TimMagpie - 23-3-2007 at 15:03
I think don't one can make general rules about the outcome of theorized methathesis reactions. Evolution of a gas or formation of a precipitate can
drive to a recoverable reaction product. But one can also form double salts, etc, under the right conditions of concentration and temperature. I
think you have to look at each reaction situation in detail. And then, assuming you don't have access to predictive software, you may have to
determine the outcome by experiment.
I also agree that while all the ions are still in solution you really don't have a reaction, ie, the cations are not "owned" by certain anions and
vice versa.Levi - 23-3-2007 at 16:09
Quote:
Originally posted by Magpie
I also agree that while all the ions are still in solution you really don't have a reaction, ie, the cations are not "owned" by certain anions and
vice versa.
This is an extremely important concept that isn't hammered home like it should be in general chem courses. That said, I believe that some ions do
associate more closely with one another in solution. This isn't very important since they can't be recovered in such a state but I'm pretty sure
there is a related temperature change that isn't accounted for by energy of solvation. Am I just blowing smoke or is this correct?Magpie - 23-3-2007 at 16:24
Levi, you have a point that something is going on when there are heats of solution, density changes, etc, upon mixing. Hydrogen bonding and soluble
coordination complexes come immediately to mind.Pyridinium - 24-3-2007 at 00:25
Quote:
Originally posted by Magpie
Levi, you have a point that something is going on when there are heats of solution, density changes, etc, upon mixing. Hydrogen bonding and soluble
coordination complexes come immediately to mind.
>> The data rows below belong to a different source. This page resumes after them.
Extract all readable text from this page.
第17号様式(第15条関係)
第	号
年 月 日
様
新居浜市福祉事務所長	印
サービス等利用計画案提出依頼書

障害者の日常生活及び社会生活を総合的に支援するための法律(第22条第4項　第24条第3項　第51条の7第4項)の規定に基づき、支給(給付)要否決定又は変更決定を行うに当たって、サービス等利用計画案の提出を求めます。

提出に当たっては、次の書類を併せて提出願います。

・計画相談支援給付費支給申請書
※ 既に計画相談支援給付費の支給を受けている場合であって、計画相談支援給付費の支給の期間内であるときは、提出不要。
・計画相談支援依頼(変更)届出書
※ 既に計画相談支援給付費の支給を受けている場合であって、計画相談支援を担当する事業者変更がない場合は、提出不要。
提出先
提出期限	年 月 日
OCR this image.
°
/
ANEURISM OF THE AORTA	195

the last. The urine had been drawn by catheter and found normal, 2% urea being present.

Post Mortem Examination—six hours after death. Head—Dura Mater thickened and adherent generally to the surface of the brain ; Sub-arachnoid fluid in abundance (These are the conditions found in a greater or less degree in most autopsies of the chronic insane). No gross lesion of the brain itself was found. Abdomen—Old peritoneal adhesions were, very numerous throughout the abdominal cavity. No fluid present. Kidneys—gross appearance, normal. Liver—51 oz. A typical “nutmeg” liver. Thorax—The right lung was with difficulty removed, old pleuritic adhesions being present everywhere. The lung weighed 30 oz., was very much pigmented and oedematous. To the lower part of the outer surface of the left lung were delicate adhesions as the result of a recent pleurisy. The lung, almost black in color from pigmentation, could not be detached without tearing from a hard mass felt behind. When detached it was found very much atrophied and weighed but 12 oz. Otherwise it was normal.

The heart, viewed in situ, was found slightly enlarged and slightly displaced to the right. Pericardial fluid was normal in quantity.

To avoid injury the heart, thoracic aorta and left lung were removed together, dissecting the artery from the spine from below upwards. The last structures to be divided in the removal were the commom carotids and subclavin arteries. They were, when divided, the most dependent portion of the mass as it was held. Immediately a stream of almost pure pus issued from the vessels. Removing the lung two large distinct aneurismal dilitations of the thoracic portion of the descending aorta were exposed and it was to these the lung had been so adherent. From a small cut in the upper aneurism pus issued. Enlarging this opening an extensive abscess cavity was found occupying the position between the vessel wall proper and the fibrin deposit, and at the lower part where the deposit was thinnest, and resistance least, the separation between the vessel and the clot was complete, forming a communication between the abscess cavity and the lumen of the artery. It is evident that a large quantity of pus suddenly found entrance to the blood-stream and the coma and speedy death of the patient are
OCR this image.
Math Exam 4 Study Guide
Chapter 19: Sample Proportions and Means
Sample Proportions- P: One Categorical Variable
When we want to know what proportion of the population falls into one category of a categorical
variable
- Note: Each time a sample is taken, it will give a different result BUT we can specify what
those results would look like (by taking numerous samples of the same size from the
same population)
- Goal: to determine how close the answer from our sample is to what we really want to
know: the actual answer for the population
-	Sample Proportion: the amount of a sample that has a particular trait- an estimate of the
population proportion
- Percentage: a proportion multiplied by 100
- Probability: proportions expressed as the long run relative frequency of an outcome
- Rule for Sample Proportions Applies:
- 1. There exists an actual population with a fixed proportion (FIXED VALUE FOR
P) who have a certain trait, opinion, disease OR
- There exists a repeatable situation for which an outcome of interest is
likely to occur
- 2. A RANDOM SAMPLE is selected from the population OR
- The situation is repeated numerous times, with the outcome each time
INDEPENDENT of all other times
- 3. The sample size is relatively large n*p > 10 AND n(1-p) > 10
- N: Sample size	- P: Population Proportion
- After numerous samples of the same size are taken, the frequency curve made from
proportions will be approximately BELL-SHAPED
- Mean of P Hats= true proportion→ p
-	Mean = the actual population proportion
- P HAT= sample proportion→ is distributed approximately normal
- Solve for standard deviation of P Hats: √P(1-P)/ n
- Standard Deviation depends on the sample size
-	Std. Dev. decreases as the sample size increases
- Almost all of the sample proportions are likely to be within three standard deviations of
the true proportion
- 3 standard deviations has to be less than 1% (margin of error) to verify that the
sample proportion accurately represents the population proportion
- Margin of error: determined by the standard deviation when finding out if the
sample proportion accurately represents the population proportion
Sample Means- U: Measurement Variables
This is true. However, while it may be a bit of an oversimplification to consider ions unreacted until the first moment of crystallization, it works
for general purposes. As long as there are no precipitates or crystals, I consider any dissolved complexes (H-bonded, etc) as reversible unless there
is some way to detect them, such as color change.
I suspect a great deal of work has been done in this area, with some fine articles buried way back in the literature. As Magpie pointed out, things
can get pretty complex with double salts, co-crystallization, etc. Crystallizing something can be a very touchy process that is very
condition-dependent.obsessed_chemist - 29-3-2007 at 11:32
How can the fact that, aqueous solutions of ammonium hydroxide and calcium chloride don't precipitate calcium hydroxide upon mixing, be explained?Magpie - 29-3-2007 at 11:47
What is the dissociation constant of NH4OH? What is the Ksp of Ca(OH)2? Check the math, it may tell you why there is no ppt.obsessed_chemist - 29-3-2007 at 12:10
^ I obviously am in over-my-head with some of this stuff; not because of an inability to grasp, but merely a lack of academic knowledge on my part.
I shall read about "dissociation constant" theory, and report back.